C’est faux. Les études épidémiologiques de qualité considèrent avec beaucoup d’attention les autres facteurs de risque de maladies (p. ex. le tabagisme, le manque d’exercice physique, la nutrition, l’éducation, le niveau de revenus, etc.). Les méthodes acceptées d’une étude observationnelle de qualité (étude épidémiologique) exigent explicitement que tous les autres facteurs de risque de la maladie soient pris en compte.
Il est également faux de dire que les études comparent uniquement les populations rurales avec les populations urbaines. Au contraire, la plupart des études comparent aujourd’hui des populations urbaines qui sont différemment exposées aux polluants. Pour ce faire, les concentrations des polluants atmosphériques à long terme sont déterminées pour chaque adresse résidentielle.
«Les limites pour le dioxyde d’azote aux Etats-Unis sont plus de deux fois plus élevées. Cela prouve donc que le dioxyde d’azote ne peut pas être si mauvais»
Ce n’est pas entièrement vrai. En fait, la valeur limite fixée pour le dioxyde d’azote aux Etats-Unis est de 100 µg/m3. Elle est donc supérieure à la limite de 40 µg/m3 en vigueur dans l’Union européenne. Les Américains ont cependant des règles beaucoup plus strictes pour les émissions, c’est-à-dire la quantité d’oxydes d’azote émise par les véhicules. Ils réglementent directement à la source polluante, c’est-à-dire au niveau du véhicule. Par conséquent, il est nécessaire de mettre spécialement à niveau les voitures allemandes en circulation aux Etats-Unis. A l’heure actuelle, l’UE tolère 270 mg/km d’oxydes d’azote à l’émission, tandis que la classe de pollution la plus élevée aux Etats-Unis est de 100 mg/km (oxydes d’azote et méthane organique), avec une moyenne pour l’ensemble de la flotte inférieure fixée à 20 mg/km. En revanche, l’UE a suivi les recommandations de l’OMS, et elle a adopté la valeur de référence recommandée par l’OMS pour le dioxyde d’azote atmosphérique (immission). Donc, l’UE prend davantage en compte la concentration des polluants que nous respirons réellement.

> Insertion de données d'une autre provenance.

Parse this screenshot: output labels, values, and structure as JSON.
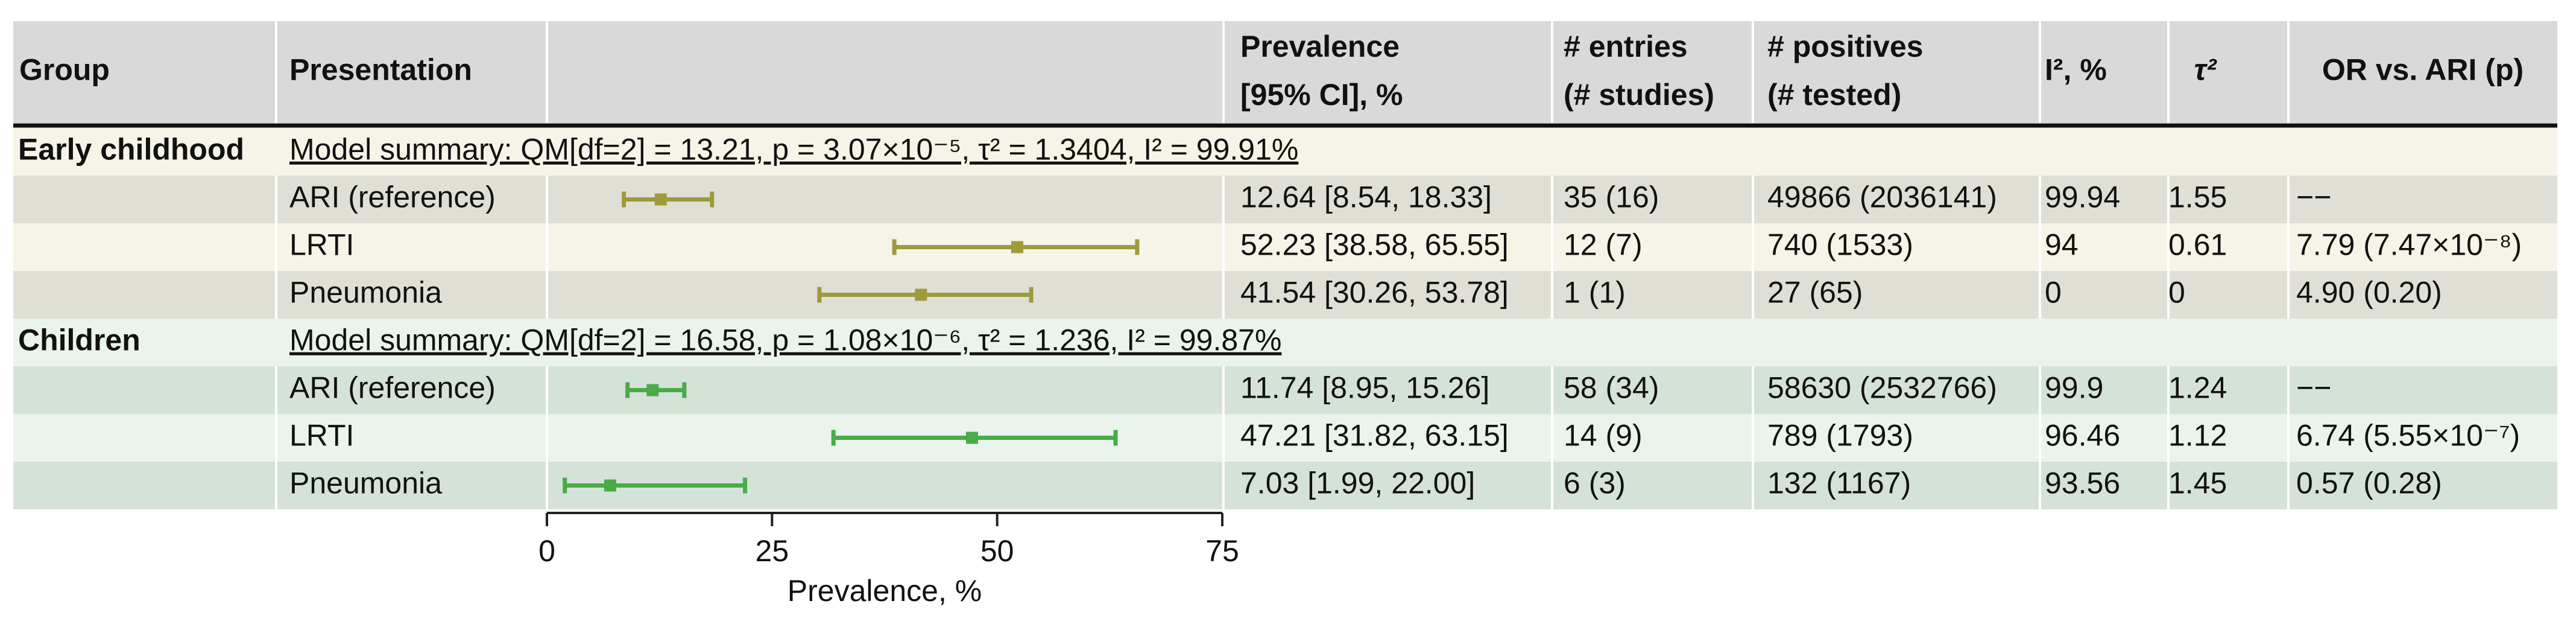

Pour la réglementation de la qualité de l’air, les différents polluants tels que les particules fines et le dioxyde d’azote doivent également être pris en compte. Les Etats-Unis réglementent les particules fines avec une limite très stricte de 12 μg/m3 pour les PM2,5. En revanche, dans l’UE, la valeur limite pour les particules fines est plus de deux fois plus élevée, c’est-à-dire 25 µg/m3.